Once Nadya gets selected and taken to Tokyo – that mecca of social alienation – an air of hopelessness takes over the film, making it difficult to watch at times. Holed up in a small room with a fellow aspiring model, Nadya goes to audition after audition with her ineffectual agent (ironically named Messiah), only to face constant rejection. It’s not long before Nadya’s better-educated and more clued-up room-mate intentionally breaches her contract and gets sent home, leaving Nadya on her lonesome.
The hopelessness of Nadya’s situation becomes apparent a little too quickly to remain engaging for the film’s whole viewing time. What upholds the intrigue, however, are the morally grey people working for the agency. The dead-eyed scout Ashley is a scarily detached presence whose life we get some insight into.
Particularly interesting are the recordings she took of herself when she was a young model in Japan. These haunting clips show a wide-eyed Ashley looking as if she’s on the verge of insanity, and it’s hard not to think that there must be a link between her experiences as a model and her current detached state.
The Russian model recruiter Tigran is an equally tough-to-read character. He talks of himself as a saviour for these girls, wanting to give them opportunities that most girls in this remote part of Russia can only dream of. However, inter-cutting this with the reality of Nadya’s experience suggests that he’s way off the mark. Then there is the Japanese contact Messiah. While little is revealed of his character, his fumbling inability to answer the simple question, ‘Why bring the models to Tokyo if they’re not guaranteed work?’ is comical, disturbing, and hugely revealing.

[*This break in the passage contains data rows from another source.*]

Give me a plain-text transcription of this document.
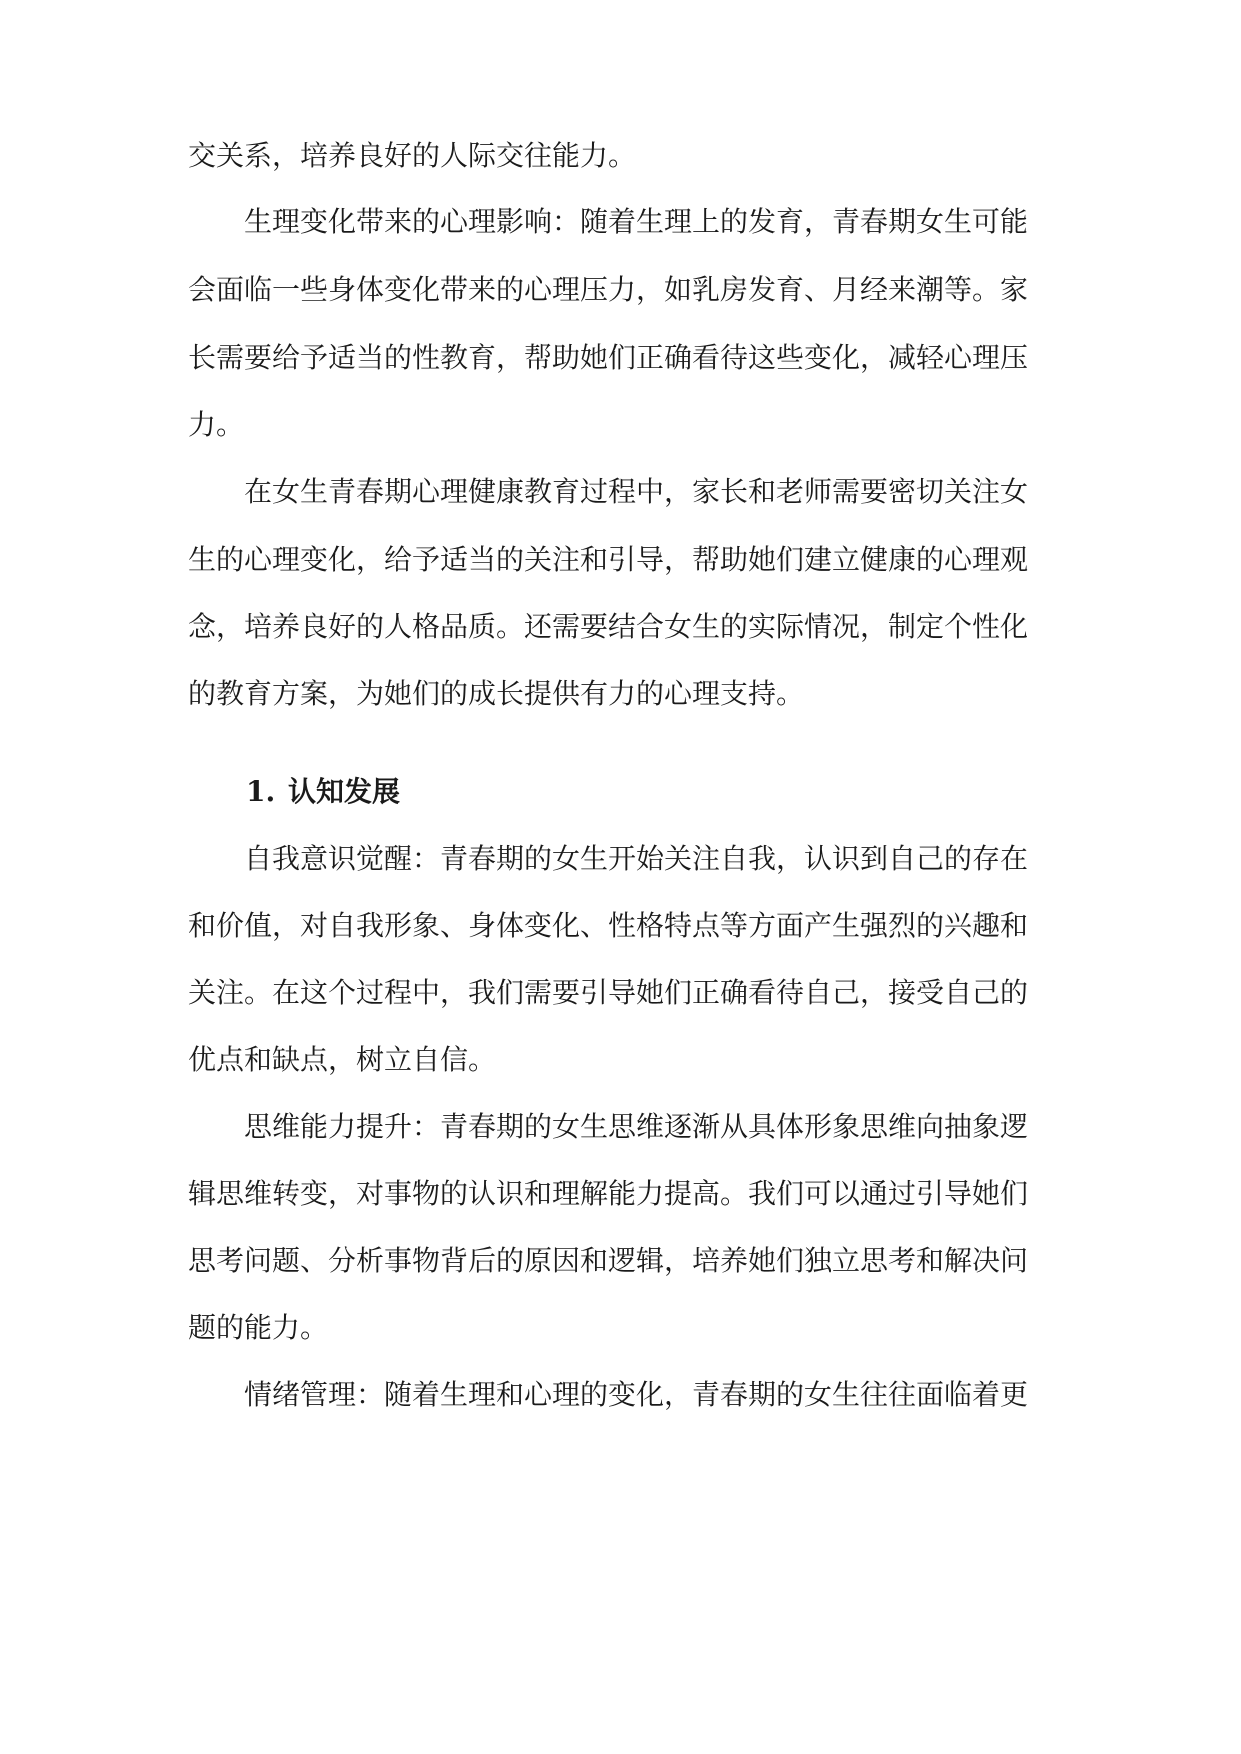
交关系，培养良好的人际交往能力。
　　生理变化带来的心理影响：随着生理上的发育，青春期女生可能
会面临一些身体变化带来的心理压力，如乳房发育、月经来潮等。家
长需要给予适当的性教育，帮助她们正确看待这些变化，减轻心理压
力。
　　在女生青春期心理健康教育过程中，家长和老师需要密切关注女
生的心理变化，给予适当的关注和引导，帮助她们建立健康的心理观
念，培养良好的人格品质。还需要结合女生的实际情况，制定个性化
的教育方案，为她们的成长提供有力的心理支持。
1. 认知发展
　　自我意识觉醒：青春期的女生开始关注自我，认识到自己的存在
和价值，对自我形象、身体变化、性格特点等方面产生强烈的兴趣和
关注。在这个过程中，我们需要引导她们正确看待自己，接受自己的
优点和缺点，树立自信。
　　思维能力提升：青春期的女生思维逐渐从具体形象思维向抽象逻
辑思维转变，对事物的认识和理解能力提高。我们可以通过引导她们
思考问题、分析事物背后的原因和逻辑，培养她们独立思考和解决问
题的能力。
　　情绪管理：随着生理和心理的变化，青春期的女生往往面临着更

Girl Model does not shock us into thought. Instead, it despondently drifts to a conclusion in which Nadya, the epitome of innocence, comes back from her experience a little wiser to the workings of a cold and exploitative world. There are few surprises here for us cynical Western viewers who already know that this is how things work, but seeing the process so vividly in action is nevertheless a poignant experience.